What would be a reasonable standard of action by you? Genuinely asking

Replies from: nathan-helm-burger
comment by Nathan Helm-Burger (nathan-helm-burger) · 2023-05-05T22:46:48.737Z · LW(p) · GW(p)

From my point of view, I'd love to have the US and UK govs classify cutting edge AI tech as dangerous weapons technology, and start applying military rules of discipline around these like they do for high-tech weapons R&D. Security clearances, export controls, significant government oversight and cybersecurity requirements, etc.
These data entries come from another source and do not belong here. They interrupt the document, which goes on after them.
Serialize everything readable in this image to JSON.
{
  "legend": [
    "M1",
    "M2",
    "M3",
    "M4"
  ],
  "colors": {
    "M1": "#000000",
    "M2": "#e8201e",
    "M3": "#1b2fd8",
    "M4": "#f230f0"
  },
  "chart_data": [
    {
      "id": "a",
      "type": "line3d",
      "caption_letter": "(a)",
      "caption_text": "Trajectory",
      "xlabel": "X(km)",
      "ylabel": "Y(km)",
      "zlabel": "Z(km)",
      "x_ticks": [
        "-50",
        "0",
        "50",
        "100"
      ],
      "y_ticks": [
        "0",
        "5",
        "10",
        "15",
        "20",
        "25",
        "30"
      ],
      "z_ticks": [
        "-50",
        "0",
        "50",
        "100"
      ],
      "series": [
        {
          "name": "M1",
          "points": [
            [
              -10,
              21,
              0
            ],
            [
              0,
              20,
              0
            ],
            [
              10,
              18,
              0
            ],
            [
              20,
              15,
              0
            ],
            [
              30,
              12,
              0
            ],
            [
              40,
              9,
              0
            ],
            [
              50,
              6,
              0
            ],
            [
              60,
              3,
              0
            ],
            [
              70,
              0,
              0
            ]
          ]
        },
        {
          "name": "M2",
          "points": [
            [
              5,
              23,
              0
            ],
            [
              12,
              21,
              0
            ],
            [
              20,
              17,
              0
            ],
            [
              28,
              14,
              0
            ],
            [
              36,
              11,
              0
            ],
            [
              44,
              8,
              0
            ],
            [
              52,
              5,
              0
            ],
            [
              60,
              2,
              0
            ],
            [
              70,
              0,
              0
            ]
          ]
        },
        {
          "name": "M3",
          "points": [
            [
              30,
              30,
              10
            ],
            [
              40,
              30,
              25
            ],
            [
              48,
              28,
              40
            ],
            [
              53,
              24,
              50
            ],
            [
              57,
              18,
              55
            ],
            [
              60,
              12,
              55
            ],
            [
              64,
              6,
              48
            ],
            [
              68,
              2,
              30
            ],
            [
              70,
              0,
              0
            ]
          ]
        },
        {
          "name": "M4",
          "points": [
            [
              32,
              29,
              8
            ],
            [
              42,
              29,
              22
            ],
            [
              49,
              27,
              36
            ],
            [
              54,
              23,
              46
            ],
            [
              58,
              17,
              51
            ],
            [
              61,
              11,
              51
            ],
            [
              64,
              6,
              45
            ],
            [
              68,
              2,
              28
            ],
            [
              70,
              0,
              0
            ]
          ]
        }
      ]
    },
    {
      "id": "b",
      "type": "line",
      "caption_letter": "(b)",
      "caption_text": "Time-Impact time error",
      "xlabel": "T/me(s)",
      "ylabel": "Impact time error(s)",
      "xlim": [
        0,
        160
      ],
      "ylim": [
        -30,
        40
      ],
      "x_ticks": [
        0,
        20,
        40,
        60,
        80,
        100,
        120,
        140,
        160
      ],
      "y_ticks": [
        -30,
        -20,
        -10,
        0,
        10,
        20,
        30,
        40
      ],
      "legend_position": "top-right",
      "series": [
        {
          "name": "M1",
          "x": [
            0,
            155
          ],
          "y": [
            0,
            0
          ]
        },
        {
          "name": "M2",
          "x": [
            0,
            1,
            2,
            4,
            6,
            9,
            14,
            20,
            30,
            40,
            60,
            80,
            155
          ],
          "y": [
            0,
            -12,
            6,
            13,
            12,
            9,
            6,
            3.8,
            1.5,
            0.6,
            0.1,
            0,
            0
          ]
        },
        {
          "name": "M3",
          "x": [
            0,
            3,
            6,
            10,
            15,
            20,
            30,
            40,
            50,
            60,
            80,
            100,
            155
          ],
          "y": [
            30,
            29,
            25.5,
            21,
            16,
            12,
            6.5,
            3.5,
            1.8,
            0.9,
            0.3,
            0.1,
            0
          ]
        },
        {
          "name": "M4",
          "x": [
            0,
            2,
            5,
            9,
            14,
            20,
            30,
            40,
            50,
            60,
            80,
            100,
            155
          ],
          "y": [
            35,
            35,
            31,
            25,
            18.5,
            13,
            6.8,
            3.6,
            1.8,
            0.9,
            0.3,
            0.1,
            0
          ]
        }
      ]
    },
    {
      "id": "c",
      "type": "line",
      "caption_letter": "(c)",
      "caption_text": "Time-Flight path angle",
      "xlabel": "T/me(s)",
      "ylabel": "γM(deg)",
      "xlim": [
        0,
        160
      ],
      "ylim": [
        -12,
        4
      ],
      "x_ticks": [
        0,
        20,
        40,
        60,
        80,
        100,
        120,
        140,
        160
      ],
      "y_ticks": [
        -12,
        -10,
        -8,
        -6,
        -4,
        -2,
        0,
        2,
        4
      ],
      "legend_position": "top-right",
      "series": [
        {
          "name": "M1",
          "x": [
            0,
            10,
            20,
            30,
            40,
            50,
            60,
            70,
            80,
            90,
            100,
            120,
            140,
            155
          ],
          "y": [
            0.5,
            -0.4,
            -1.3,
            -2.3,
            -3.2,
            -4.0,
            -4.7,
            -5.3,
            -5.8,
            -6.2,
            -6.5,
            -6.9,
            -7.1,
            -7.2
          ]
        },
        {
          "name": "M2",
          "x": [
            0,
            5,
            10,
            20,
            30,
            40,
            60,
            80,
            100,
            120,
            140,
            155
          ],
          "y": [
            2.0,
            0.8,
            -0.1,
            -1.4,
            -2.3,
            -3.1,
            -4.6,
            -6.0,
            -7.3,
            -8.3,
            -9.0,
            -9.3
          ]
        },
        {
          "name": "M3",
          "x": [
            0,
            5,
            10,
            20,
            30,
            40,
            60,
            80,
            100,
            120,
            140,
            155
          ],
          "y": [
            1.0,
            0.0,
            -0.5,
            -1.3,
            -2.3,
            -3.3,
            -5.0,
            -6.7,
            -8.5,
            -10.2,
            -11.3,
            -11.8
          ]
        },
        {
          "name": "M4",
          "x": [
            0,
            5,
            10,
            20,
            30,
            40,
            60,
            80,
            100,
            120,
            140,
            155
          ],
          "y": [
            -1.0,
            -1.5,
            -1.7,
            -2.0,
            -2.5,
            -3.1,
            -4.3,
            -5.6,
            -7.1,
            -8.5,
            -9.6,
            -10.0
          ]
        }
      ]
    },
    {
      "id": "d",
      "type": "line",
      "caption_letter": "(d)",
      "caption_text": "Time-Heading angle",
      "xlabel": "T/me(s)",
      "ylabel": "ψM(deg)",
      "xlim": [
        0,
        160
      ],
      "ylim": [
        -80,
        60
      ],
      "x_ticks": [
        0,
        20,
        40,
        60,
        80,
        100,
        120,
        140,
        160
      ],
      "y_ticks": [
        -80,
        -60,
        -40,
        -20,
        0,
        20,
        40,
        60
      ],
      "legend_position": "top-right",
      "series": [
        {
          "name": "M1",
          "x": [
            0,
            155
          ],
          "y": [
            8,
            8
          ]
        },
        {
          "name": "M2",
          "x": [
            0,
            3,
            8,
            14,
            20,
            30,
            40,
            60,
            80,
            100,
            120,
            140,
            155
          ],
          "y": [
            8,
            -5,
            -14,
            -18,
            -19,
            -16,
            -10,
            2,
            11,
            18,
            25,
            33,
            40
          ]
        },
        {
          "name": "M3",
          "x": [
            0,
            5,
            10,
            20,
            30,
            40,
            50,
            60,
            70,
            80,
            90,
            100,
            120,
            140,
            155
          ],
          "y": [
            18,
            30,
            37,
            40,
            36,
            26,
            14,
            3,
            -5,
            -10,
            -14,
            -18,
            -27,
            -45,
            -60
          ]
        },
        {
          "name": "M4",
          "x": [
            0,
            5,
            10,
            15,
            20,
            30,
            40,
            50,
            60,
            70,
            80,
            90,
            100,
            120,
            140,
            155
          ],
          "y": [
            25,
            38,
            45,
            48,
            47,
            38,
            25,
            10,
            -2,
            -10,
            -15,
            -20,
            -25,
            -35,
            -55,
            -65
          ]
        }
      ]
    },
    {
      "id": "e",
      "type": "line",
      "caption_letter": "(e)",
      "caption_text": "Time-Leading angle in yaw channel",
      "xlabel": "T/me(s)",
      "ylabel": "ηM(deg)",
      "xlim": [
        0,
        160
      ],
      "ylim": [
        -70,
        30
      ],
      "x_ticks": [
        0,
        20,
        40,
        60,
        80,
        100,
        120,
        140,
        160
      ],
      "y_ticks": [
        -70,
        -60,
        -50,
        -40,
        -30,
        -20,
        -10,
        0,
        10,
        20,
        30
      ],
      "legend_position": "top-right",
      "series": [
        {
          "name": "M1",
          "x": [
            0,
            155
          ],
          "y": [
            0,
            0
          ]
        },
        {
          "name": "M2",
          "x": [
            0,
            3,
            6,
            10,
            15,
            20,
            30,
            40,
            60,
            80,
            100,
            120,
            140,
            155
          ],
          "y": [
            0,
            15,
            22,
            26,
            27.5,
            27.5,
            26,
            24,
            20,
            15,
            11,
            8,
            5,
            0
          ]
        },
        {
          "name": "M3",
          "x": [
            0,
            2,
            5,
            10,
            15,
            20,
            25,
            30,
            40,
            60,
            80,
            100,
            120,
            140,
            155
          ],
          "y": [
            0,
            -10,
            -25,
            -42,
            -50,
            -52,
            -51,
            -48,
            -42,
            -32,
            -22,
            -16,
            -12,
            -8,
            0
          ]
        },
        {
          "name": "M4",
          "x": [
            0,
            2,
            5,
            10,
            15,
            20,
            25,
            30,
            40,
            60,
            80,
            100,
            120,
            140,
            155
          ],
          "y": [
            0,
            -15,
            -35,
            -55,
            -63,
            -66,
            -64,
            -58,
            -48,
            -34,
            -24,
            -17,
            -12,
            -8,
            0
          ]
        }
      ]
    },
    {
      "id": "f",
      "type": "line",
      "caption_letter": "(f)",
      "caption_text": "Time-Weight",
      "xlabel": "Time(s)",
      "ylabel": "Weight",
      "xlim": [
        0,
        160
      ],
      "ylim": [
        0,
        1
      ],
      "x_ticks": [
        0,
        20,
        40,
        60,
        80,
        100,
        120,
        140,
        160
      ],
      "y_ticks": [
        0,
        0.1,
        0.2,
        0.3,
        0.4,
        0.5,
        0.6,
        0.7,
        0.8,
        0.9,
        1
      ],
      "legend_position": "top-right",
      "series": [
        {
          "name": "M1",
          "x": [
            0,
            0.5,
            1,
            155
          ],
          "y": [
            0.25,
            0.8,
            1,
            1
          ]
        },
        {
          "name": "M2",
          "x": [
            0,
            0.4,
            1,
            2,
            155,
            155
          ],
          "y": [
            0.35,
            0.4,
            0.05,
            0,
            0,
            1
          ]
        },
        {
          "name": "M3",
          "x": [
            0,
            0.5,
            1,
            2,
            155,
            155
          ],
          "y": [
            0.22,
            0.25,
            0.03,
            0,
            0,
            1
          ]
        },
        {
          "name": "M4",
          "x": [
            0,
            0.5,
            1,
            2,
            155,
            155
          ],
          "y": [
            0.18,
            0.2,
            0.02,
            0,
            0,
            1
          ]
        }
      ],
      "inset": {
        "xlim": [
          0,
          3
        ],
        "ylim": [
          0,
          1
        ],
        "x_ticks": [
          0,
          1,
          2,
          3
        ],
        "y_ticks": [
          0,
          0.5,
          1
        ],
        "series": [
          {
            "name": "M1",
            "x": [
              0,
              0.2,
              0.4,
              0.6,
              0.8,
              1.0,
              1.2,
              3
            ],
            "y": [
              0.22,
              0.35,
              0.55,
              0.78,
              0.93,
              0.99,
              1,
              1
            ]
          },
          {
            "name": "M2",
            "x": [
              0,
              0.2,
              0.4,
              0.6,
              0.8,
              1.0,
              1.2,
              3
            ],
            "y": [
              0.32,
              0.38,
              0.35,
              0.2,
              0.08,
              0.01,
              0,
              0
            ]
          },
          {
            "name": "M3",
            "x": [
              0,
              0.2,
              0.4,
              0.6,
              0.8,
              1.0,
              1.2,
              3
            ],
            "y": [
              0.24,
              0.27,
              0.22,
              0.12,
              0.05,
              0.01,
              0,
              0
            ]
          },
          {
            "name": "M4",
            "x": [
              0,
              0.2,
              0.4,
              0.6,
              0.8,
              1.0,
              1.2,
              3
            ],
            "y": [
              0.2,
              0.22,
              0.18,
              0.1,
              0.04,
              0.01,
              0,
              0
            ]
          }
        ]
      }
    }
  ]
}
I think that's a reasonable step at this point.

comment by VojtaKovarik · 2023-05-08T19:19:10.943Z · LW(p) · GW(p)

Regarding the "assesment platform with ScaleAI": Does anybody here plan to take some academia-related actions based on this? Or do you know somebody considering this? (I am considering this, but see below.)

 

Context: This seems like an opportunity to legitimise red-teaming as an academically respectable thing. Also, an opportunity to have a more serious (incl. academic) discussion on mechanism/incentive design regarding red-teaming (cf. Legitimising AI Red-Teaming by Pulic [LW · GW]). I am considering taking some actions in this respect --- for example, getting together a white-paper or call for proposals. However, it seems that other people might be interested in this as well, and it seems important to coordinate (etc etc).

Replies from: StellaAthena
comment by StellaAthena · 2023-05-09T06:30:51.670Z · LW(p) · GW(p)

Red teaming has always been a legitimate academic thing? I don’t know what background you’re coming from but… you’re very far off.

But yes, the event organizers will be writing a paper about it and publishing the data (after it’s been anonymized).

Replies from: VojtaKovarik, VojtaKovarik
comment by VojtaKovarik · 2023-05-09T18:33:39.508Z · LW(p) · GW(p)

But yes, the event organizers will be writing a paper about it and publishing the data (after it’s been anonymized).

I imagine this would primarily be a report from the competition? What I was thinking about was more about how this sort of assessment should be done in general, what are the similarities and differences between cybersecurity, and how to squeeze more utility out of it. For example, a (naive version of) one low-hanging fruit is to withhold 10% of the obtained data (from the AI companies, then test those jailbreak strategies later). This would give us some insight into whether the current "alignment" methods generalise, or whether we are closer to playing whack-a-mole. Similarly to how we use test data in ML.

There are many more considerations, and many more things you can do. And I don't claim to have all the answers, nor to be the optimal person to be writing about them. Just that it would be good if somebody was doing that (and wondering whether that is happening :-) ).

comment by VojtaKovarik · 2023-05-09T18:15:56.731Z · LW(p) · GW(p)

Red teaming has always been a legitimate academic thing? I don’t know what background you’re coming from but… you’re very far off.

Theoretical CS/AI/game theory, rather than cybersecurity. Given the lack of cybersec background, I acknowledge I might be very far off.

To me, it seems that the perception in cybersecurity might be different from the perception outside of it. Also, red teaming in the context of AI models might have important differences from cybersecurity context. Also, red teaming by public seems, to me, different from internal red-teaming or bounties. (Though this might be one of the things where I am far off.)